The Chinese view of Elizabeth was as a kind of virginal nymphomaniac. She was shown turning on Essex, and Cecil and Raleigh. Drake was trying to get into her pants. All of this was very disturbing, and when a scene came on where she was lying in bed with Essex, both of them naked, and she fending him off with chatter, I nearly choked. I wanted to kick the idiot who was playing Essex, grab Isabel by her lovely waist and demonstrate the folly of coyness. I could have pounded my head against the wall for the waste of my five months’ impotence with her. There I sat in my cell, staring at her electronic image with an erection—the only erection the sight of her body had ever given me and as useless, now, as an airplane on the moon.
I’d been happy enough with Henry James, chess and weightlifting before that, but it changed everything. I wanted to get out of prison and back to life again. It was toward the end of October; I’d been in stir six weeks, with no trial scheduled and no word from anybody. I stepped out of my Robinson Crusoe daze like stepping out of a pair of dirty socks and found myself in reality. It was awful. I was in prison, horny, angry, and ready to go, but I couldn’t get out. Four walls. Bars on the windows. Guards. Frankfurters, beans and instant coffee.
This kept up for two weeks and would have been the death of me if they hadn’t, suddenly and without notice, let me out. The eighth of November. Two guards came into my cell after breakfast and told me to pack. That took three minutes, including brushing my teeth. They took me to a desk where I signed papers, got back my billfold, was admonished to “watch my step” and taken to a coal-gas black Maria. I didn’t know what in hell was going on, but suspected it had something to do with the election. My prison had been well heated if nothing else; it was icy and gray outside. Glad as I was to get out, a part of me was sorry to leave the warmth of jail. We drove past the Washington Monument, looking bleak in the winter air, and then a few blocks later I looked down a side street and saw sticking up proudly into the sky above tall buildings, covered with snow, the Isabel ! That cheered me up. I blew her a kiss as we went by.
They pulled up at the Chinese Embassy and the guards ushered me into a back door, where four Chinese soldiers took me into a room with painted screens and modern furniture. Two Chinese ladies fingerprinted me, in red. A tall, thirtyish one who seemed in charge handed me rice paper forms to sign.
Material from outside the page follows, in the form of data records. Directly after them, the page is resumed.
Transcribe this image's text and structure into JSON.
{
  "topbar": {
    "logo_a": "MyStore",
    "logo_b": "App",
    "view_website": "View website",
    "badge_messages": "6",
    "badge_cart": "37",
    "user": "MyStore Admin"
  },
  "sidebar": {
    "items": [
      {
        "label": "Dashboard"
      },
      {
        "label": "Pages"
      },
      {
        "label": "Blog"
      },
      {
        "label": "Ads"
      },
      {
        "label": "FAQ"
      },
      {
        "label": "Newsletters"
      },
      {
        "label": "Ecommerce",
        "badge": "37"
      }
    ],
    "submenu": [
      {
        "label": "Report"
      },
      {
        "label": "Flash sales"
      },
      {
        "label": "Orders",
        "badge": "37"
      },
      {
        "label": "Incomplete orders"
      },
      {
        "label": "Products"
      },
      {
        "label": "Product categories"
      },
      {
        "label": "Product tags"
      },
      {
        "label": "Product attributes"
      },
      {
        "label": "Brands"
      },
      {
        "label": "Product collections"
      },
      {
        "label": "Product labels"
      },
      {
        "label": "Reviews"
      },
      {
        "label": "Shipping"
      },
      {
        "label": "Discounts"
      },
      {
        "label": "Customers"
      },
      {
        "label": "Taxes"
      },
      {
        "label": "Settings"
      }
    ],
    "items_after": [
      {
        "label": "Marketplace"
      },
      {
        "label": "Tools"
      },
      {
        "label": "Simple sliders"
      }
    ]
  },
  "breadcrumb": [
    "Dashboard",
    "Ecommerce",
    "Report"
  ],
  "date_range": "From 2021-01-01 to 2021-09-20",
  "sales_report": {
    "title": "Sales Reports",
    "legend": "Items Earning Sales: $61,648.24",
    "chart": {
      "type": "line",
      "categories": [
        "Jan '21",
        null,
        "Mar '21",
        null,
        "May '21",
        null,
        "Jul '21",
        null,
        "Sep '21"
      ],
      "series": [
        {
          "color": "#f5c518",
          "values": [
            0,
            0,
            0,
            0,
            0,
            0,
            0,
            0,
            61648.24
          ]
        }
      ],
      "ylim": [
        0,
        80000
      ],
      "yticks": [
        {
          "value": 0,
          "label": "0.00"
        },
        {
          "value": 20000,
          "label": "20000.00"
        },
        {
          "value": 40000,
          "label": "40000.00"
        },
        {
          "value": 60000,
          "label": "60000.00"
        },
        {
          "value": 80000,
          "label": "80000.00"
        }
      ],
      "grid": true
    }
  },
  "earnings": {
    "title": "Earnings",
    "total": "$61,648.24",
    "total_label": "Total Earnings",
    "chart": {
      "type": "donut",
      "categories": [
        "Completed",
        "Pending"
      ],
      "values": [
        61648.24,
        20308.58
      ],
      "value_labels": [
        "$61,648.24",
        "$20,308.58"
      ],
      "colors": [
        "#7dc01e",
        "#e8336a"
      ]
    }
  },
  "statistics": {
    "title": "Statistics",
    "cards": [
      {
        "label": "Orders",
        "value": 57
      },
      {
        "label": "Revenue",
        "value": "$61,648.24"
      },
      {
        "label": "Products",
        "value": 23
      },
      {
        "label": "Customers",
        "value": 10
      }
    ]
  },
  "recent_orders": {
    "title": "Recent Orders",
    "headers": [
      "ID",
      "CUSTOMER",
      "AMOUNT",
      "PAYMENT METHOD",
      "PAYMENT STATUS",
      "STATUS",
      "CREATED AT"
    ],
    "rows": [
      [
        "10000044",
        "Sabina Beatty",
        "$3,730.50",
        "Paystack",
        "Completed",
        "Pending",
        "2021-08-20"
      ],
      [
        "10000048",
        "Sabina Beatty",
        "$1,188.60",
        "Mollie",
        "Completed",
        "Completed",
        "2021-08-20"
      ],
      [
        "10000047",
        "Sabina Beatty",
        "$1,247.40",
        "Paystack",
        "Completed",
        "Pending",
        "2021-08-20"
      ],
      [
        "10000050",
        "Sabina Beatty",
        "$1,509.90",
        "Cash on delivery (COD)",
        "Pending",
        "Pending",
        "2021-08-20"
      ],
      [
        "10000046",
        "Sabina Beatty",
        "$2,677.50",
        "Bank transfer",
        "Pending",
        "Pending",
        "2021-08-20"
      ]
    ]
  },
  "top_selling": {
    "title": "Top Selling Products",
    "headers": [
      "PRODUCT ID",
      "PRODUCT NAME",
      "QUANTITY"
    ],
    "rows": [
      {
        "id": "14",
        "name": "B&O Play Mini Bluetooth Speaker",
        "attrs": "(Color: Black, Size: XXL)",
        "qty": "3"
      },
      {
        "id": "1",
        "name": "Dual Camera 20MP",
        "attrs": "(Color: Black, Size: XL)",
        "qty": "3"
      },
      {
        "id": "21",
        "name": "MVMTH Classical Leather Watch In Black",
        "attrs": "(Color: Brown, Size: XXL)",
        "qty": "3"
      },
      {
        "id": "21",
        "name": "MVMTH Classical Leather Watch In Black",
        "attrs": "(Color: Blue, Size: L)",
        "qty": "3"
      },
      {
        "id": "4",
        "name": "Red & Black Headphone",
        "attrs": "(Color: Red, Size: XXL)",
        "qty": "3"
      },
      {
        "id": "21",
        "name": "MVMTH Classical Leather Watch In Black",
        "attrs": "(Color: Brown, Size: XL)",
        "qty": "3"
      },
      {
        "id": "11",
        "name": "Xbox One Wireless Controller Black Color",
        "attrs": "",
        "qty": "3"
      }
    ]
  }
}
“What’s all this about?” I asked, in English.
She pulled a cigarette from her robe, lit it and blew smoke toward me. “I am taking you home, Mr. Kwoo.”
“ Kwoo? ” I almost jumped out of my skin. “What the hell is this Kwoo? ” I still hadn’t signed the papers. “Let me have one of your cigarettes if you don’t mind, and then explain to me what going home means and about this Mr. Kwoo.”
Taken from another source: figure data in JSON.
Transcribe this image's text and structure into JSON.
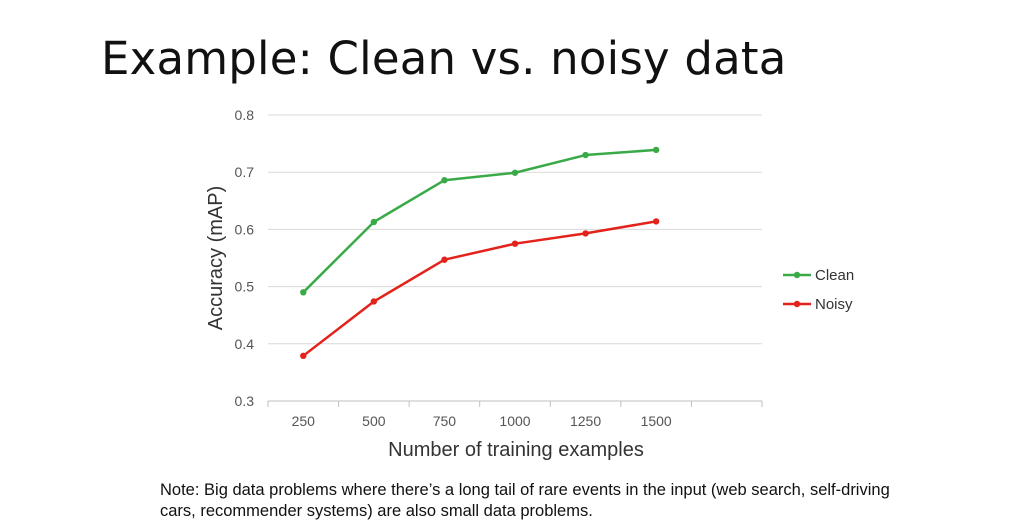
{
  "slide": {
    "title": "Example: Clean vs. noisy data",
    "note": "Note: Big data problems where there’s a long tail of rare events in the input (web search, self-driving cars, recommender systems) are also small data problems."
  },
  "chart_data": {
    "type": "line",
    "xlabel": "Number of training examples",
    "ylabel": "Accuracy (mAP)",
    "categories": [
      "250",
      "500",
      "750",
      "1000",
      "1250",
      "1500"
    ],
    "ylim": [
      0.3,
      0.8
    ],
    "yticks": [
      "0.3",
      "0.4",
      "0.5",
      "0.6",
      "0.7",
      "0.8"
    ],
    "grid": "horizontal",
    "legend_position": "right",
    "series": [
      {
        "name": "Clean",
        "color": "#3aaa48",
        "values": [
          0.49,
          0.613,
          0.686,
          0.699,
          0.73,
          0.739
        ]
      },
      {
        "name": "Noisy",
        "color": "#e3231b",
        "values": [
          0.379,
          0.474,
          0.547,
          0.575,
          0.593,
          0.614
        ]
      }
    ]
  }
}
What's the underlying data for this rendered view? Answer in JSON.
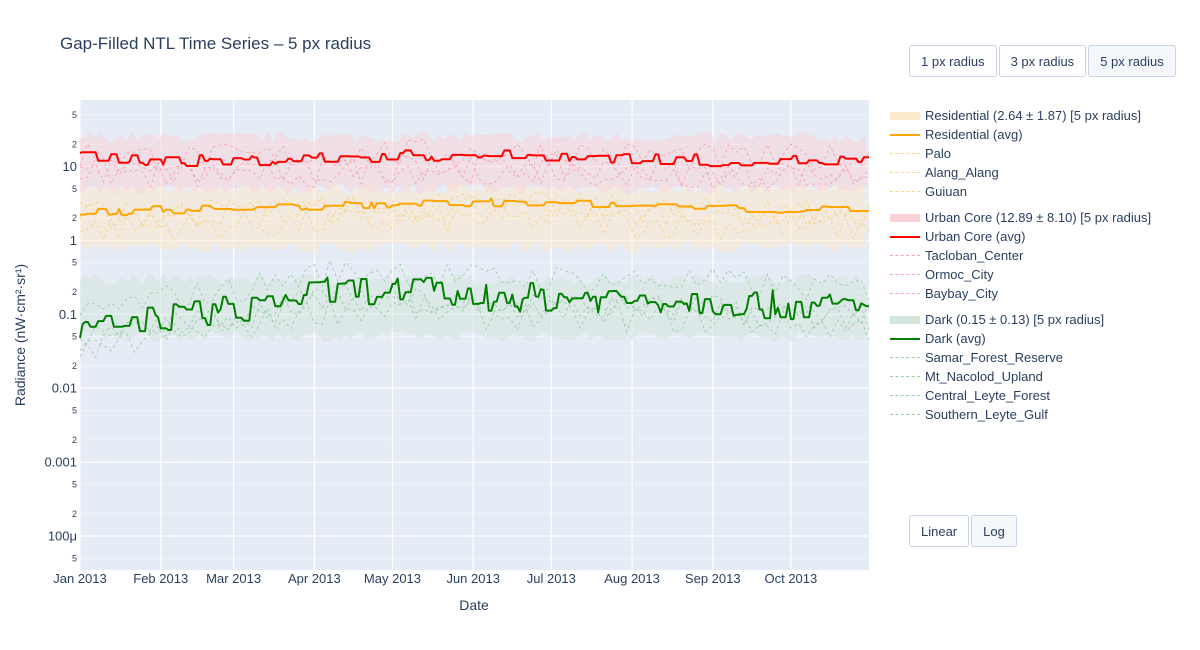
{
  "title": "Gap-Filled NTL Time Series – 5 px radius",
  "radius_buttons": [
    {
      "label": "1 px radius",
      "active": false
    },
    {
      "label": "3 px radius",
      "active": false
    },
    {
      "label": "5 px radius",
      "active": true
    }
  ],
  "scale_buttons": [
    {
      "label": "Linear",
      "active": false
    },
    {
      "label": "Log",
      "active": true
    }
  ],
  "chart_data": {
    "type": "line",
    "title": "Gap-Filled NTL Time Series – 5 px radius",
    "xlabel": "Date",
    "ylabel": "Radiance (nW·cm²·sr¹)",
    "x_ticks": [
      "Jan 2013",
      "Feb 2013",
      "Mar 2013",
      "Apr 2013",
      "May 2013",
      "Jun 2013",
      "Jul 2013",
      "Aug 2013",
      "Sep 2013",
      "Oct 2013"
    ],
    "x_range": [
      "2013-01-01",
      "2013-10-31"
    ],
    "y_scale": "log",
    "y_range": [
      3e-05,
      0.08
    ],
    "y_ticks_major": [
      "10",
      "1",
      "0.1",
      "0.01",
      "0.001",
      "100μ"
    ],
    "y_ticks_minor": [
      "5",
      "2",
      "5",
      "2",
      "5",
      "2",
      "5",
      "2",
      "5",
      "2",
      "5",
      "2",
      "5"
    ],
    "grid": true,
    "legend_position": "right",
    "series": [
      {
        "name": "Residential (2.64 ± 1.87) [5 px radius]",
        "kind": "band",
        "color": "#fde9cc",
        "band": [
          0.8,
          5.0
        ]
      },
      {
        "name": "Residential (avg)",
        "kind": "avg",
        "color": "#ffa500",
        "monthly": [
          [
            1,
            2.4
          ],
          [
            2,
            2.6
          ],
          [
            3,
            2.7
          ],
          [
            4,
            2.9
          ],
          [
            5,
            3.1
          ],
          [
            6,
            3.3
          ],
          [
            7,
            3.2
          ],
          [
            8,
            2.9
          ],
          [
            9,
            2.7
          ],
          [
            10,
            2.6
          ],
          [
            10.97,
            2.5
          ]
        ]
      },
      {
        "name": "Palo",
        "kind": "member",
        "color": "#f7d58d"
      },
      {
        "name": "Alang_Alang",
        "kind": "member",
        "color": "#f7d58d"
      },
      {
        "name": "Guiuan",
        "kind": "member",
        "color": "#f7d58d"
      },
      {
        "name": "Urban Core (12.89 ± 8.10) [5 px radius]",
        "kind": "band",
        "color": "#f9d3d8",
        "band": [
          5.0,
          25.0
        ]
      },
      {
        "name": "Urban Core (avg)",
        "kind": "avg",
        "color": "#ff0000",
        "monthly": [
          [
            1,
            14
          ],
          [
            2,
            12
          ],
          [
            3,
            12
          ],
          [
            4,
            13
          ],
          [
            5,
            14
          ],
          [
            6,
            14
          ],
          [
            7,
            14
          ],
          [
            8,
            13
          ],
          [
            9,
            12
          ],
          [
            10,
            12
          ],
          [
            10.97,
            12
          ]
        ]
      },
      {
        "name": "Tacloban_Center",
        "kind": "member",
        "color": "#f4a6b4"
      },
      {
        "name": "Ormoc_City",
        "kind": "member",
        "color": "#f4a6b4"
      },
      {
        "name": "Baybay_City",
        "kind": "member",
        "color": "#f4a6b4"
      },
      {
        "name": "Dark (0.15 ± 0.13) [5 px radius]",
        "kind": "band",
        "color": "#d5e6dc",
        "band": [
          0.05,
          0.3
        ]
      },
      {
        "name": "Dark (avg)",
        "kind": "avg",
        "color": "#008000",
        "monthly": [
          [
            1,
            0.055
          ],
          [
            2,
            0.09
          ],
          [
            3,
            0.12
          ],
          [
            4,
            0.2
          ],
          [
            5,
            0.22
          ],
          [
            6,
            0.17
          ],
          [
            7,
            0.17
          ],
          [
            8,
            0.16
          ],
          [
            9,
            0.15
          ],
          [
            10,
            0.13
          ],
          [
            10.97,
            0.12
          ]
        ]
      },
      {
        "name": "Samar_Forest_Reserve",
        "kind": "member",
        "color": "#9ccfa6"
      },
      {
        "name": "Mt_Nacolod_Upland",
        "kind": "member",
        "color": "#9ccfa6"
      },
      {
        "name": "Central_Leyte_Forest",
        "kind": "member",
        "color": "#9ccfa6"
      },
      {
        "name": "Southern_Leyte_Gulf",
        "kind": "member",
        "color": "#9ccfa6"
      }
    ]
  }
}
She gave me a cigarette and lit it with a little red electronic. “Mr. Kwoo is your Chinese name,” she said.
“That’s not what’s on my passport,” I said.
“We have a new passport. It seemed expedient to change your identity.” Her face was hard-looking but the voice pleasant enough. Except for the hardness she was a beautiful woman. “The United States does not want you to leave its shores. Senator Baynes would like to keep you under lock and key until… how do you say it in America?”